A pair of venomous vipers were euthanized after they were found living as pets in a South Langley home on Monday.
The discovery of the snakes was apparently sparked by some form of landlord-tenant issue in the home around 248th Street and 24th Avenue. The home had two families living in separate areas of the same house.
The SPCA was called in first, and they alerted the BC Conservation Officers Service, which deals with exotic and wild animals.
With a tentative identification the snakes as ones with potent venom, the officers secured the home and, with a vet, verified that they had found a Nieuwied's lance head viper, from South America, and a Mexican cantil viper, said Insp.

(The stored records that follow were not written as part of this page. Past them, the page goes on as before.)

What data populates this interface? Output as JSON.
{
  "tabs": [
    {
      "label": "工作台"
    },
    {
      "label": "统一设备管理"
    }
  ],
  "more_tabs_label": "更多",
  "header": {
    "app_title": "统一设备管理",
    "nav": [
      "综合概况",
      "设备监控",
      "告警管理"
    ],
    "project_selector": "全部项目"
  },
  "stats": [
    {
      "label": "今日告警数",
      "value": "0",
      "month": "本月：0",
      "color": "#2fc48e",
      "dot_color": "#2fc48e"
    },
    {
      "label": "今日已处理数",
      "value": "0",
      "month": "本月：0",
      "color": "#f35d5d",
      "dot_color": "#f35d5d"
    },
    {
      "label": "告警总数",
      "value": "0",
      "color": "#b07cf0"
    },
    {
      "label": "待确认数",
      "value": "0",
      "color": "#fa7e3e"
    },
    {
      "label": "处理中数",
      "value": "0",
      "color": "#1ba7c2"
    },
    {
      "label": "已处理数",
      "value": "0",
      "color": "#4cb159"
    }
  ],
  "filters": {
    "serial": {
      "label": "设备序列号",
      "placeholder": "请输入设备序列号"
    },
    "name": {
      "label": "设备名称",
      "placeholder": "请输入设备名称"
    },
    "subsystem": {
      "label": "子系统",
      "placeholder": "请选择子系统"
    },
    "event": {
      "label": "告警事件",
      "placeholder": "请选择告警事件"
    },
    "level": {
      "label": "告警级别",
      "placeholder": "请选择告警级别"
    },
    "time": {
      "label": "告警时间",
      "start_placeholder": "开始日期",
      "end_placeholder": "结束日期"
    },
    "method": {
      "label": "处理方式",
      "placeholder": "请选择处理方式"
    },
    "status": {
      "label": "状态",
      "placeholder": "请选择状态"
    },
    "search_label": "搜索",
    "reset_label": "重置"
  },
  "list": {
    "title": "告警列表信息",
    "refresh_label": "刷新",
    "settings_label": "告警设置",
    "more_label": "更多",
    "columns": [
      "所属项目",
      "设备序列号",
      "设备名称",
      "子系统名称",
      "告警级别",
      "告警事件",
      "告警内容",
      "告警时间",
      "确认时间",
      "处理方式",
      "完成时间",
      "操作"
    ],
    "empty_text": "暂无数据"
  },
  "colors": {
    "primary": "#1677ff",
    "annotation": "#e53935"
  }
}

Chris Doyle of the Conservation Officers.
"They're venomous enough that if they were to bite a person, they could cause significant injury or death," said Doyle.
The officers believed there was a risk that the snakes could escape or be abandoned,
which made them a threat to the public.
In British Columbia, there is only one reptile shelter with the permits to take such snakes, said Doyle.
"They were not in a position to take these snakes," he said.
The snakes were euthanized.
Dealing with venomous snakes like this can pose a risk for wildlife officers, said Doyle, but in this case everything went safely and no one was bitten.
The investigation into the owner of the snakes will continue, and the Conservation Officers want to know, among other things, where the snakes came from and how they were shipped within or into Canada.
There may be charges laid under the Controlled Alien Species regulations of the Wildlife Act, said Doyle. Many snakes and reptiles are illegal to possess under the recent legislation.
The investigators will give their recommendations to Crown prosecutors once they've wrapped up their investigation.
Earlier this week, Conservation Officers seized almost 50 pythons from a Mission home, out of a total collection of about 100.
There were 46 reticulated pythons, with six of those quite large, including one just over 14 feet long.
Approximately another 50 snakes in the home were not prohibited but were restricted under the Wildlife Act.
The snakes were discovered by the property owner and apparently belonged to a tennant. Also this month, police found 40 snakes in a hotel room in Brantford, Ont.
At the beginning of August, two young boys were apparently killed by a rock python that escaped from a pet store in Campbellton, N.B.